Pernahkah anda melihat pohon yang rindang, akar yang kuat, buah yang lebat ? pemandangan seperti ini tidak aneh di Negara yang subur seperti Indonesia. Tentunya kita sepakat bahwa buah yang bagus dan unggul tidaklah dihasilkan kecuali dari pohon yang bagus, itulah penggalan nasihat dari Syaikh Abul Harits Umar Saalim Baawaziir Hafidhohullah di Purwakarta. Demikian juga sebaliknya Guru kencing berdiri murid kencing berlari.  “Buah jatuh tidak jauh dari pohonnya” begitulah perumpamaan bahasa kita. Begitu pula dengan anak. Anak yang shalah lahir dari orang tua yang shalih (lihat tulisan saya di Efek keshalihan Ortu pada anak). Maka tak salah kalau kita katakana bahwa “murid yang shalih lahir dari guru yang shalih.

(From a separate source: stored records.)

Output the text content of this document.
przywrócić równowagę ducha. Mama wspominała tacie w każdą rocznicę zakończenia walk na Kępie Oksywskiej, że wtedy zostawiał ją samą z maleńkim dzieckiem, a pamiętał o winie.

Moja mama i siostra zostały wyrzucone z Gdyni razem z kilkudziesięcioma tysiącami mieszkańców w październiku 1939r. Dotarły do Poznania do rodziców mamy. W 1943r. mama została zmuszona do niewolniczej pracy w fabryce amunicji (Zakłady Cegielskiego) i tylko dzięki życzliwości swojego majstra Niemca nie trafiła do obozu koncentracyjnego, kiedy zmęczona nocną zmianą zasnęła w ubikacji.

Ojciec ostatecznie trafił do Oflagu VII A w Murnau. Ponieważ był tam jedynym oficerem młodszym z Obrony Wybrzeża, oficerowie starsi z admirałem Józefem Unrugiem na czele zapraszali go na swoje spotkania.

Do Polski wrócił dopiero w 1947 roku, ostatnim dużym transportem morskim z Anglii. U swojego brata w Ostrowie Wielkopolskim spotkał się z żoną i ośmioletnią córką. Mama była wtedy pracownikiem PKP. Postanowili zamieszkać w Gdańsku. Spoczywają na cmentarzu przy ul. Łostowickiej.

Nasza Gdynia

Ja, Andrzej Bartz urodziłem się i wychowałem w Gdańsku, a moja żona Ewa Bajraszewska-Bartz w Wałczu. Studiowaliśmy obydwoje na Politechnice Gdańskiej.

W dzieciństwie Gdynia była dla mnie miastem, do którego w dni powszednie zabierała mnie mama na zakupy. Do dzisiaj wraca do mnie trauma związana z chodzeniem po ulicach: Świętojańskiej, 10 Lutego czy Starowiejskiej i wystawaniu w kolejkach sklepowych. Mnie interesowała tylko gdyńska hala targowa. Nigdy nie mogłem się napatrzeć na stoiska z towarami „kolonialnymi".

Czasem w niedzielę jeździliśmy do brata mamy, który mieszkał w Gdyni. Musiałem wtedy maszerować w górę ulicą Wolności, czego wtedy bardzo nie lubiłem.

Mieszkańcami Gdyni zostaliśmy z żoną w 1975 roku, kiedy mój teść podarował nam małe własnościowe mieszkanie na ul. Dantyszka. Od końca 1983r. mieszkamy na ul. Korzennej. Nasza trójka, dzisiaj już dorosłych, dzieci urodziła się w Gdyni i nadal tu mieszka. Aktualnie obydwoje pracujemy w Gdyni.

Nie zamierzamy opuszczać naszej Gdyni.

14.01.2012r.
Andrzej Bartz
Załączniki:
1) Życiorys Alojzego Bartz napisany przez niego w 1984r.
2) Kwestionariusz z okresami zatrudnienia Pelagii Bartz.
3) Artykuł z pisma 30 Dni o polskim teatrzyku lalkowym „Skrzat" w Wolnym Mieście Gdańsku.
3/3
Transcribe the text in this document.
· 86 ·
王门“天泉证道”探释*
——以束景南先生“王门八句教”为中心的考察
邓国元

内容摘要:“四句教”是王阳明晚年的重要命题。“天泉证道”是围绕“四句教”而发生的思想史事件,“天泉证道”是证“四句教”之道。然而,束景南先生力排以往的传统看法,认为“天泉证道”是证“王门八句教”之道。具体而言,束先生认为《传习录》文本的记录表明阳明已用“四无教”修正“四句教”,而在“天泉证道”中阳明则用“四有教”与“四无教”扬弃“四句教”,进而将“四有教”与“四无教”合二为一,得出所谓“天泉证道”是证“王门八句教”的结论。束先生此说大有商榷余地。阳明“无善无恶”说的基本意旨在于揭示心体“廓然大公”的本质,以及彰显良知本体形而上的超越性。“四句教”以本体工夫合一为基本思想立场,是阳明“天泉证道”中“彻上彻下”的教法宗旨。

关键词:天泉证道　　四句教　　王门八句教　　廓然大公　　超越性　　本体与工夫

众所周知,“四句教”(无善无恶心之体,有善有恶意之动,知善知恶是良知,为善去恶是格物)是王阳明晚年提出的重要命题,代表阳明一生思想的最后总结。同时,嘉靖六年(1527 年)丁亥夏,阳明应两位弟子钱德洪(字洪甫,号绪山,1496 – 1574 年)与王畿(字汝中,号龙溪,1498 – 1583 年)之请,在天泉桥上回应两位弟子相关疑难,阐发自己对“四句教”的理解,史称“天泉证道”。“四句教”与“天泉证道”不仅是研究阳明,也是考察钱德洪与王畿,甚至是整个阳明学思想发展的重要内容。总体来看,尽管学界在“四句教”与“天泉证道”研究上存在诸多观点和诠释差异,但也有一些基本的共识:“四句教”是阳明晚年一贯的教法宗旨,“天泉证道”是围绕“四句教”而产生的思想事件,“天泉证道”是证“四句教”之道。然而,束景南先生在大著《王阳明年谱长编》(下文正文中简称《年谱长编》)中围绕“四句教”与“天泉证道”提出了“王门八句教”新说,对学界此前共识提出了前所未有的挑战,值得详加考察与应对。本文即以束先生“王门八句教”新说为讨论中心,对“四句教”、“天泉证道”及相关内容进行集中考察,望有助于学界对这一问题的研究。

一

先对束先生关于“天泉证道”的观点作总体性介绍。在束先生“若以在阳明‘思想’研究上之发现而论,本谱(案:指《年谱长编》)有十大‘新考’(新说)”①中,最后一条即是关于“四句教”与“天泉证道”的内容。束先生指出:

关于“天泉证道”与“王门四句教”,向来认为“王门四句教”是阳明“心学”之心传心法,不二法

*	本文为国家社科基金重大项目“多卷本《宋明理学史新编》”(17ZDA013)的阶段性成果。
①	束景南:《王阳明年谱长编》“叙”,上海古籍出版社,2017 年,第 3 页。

Ambilah contoh yang teragung dari orang yang paling mulia suri tauladan manusia Nabi Muhammad; beliau adalah sebaik-baiknya guru peradaban. Bagaimana tidak karena di madrasah kenabian dan di meja kerasulanlah lahir generasi terbaik ummat. Allah Mengabadikan keunggulan generasi tersebut dalam al-Qur’an dalam QS. Alimran : 110.

Kamu adalah umat yang terbaik yang dilahirkan untuk manusia, menyuruh kepada yang ma'ruf, dan mencegah dari yang munkar, dan beriman kepada Allah. Sekiranya ahli kitab beriman, tentulah itu lebih baik bagi mereka, di antara mereka ada yang beriman, dan kebanyakan mereka adalah orang-orang yang fasik. 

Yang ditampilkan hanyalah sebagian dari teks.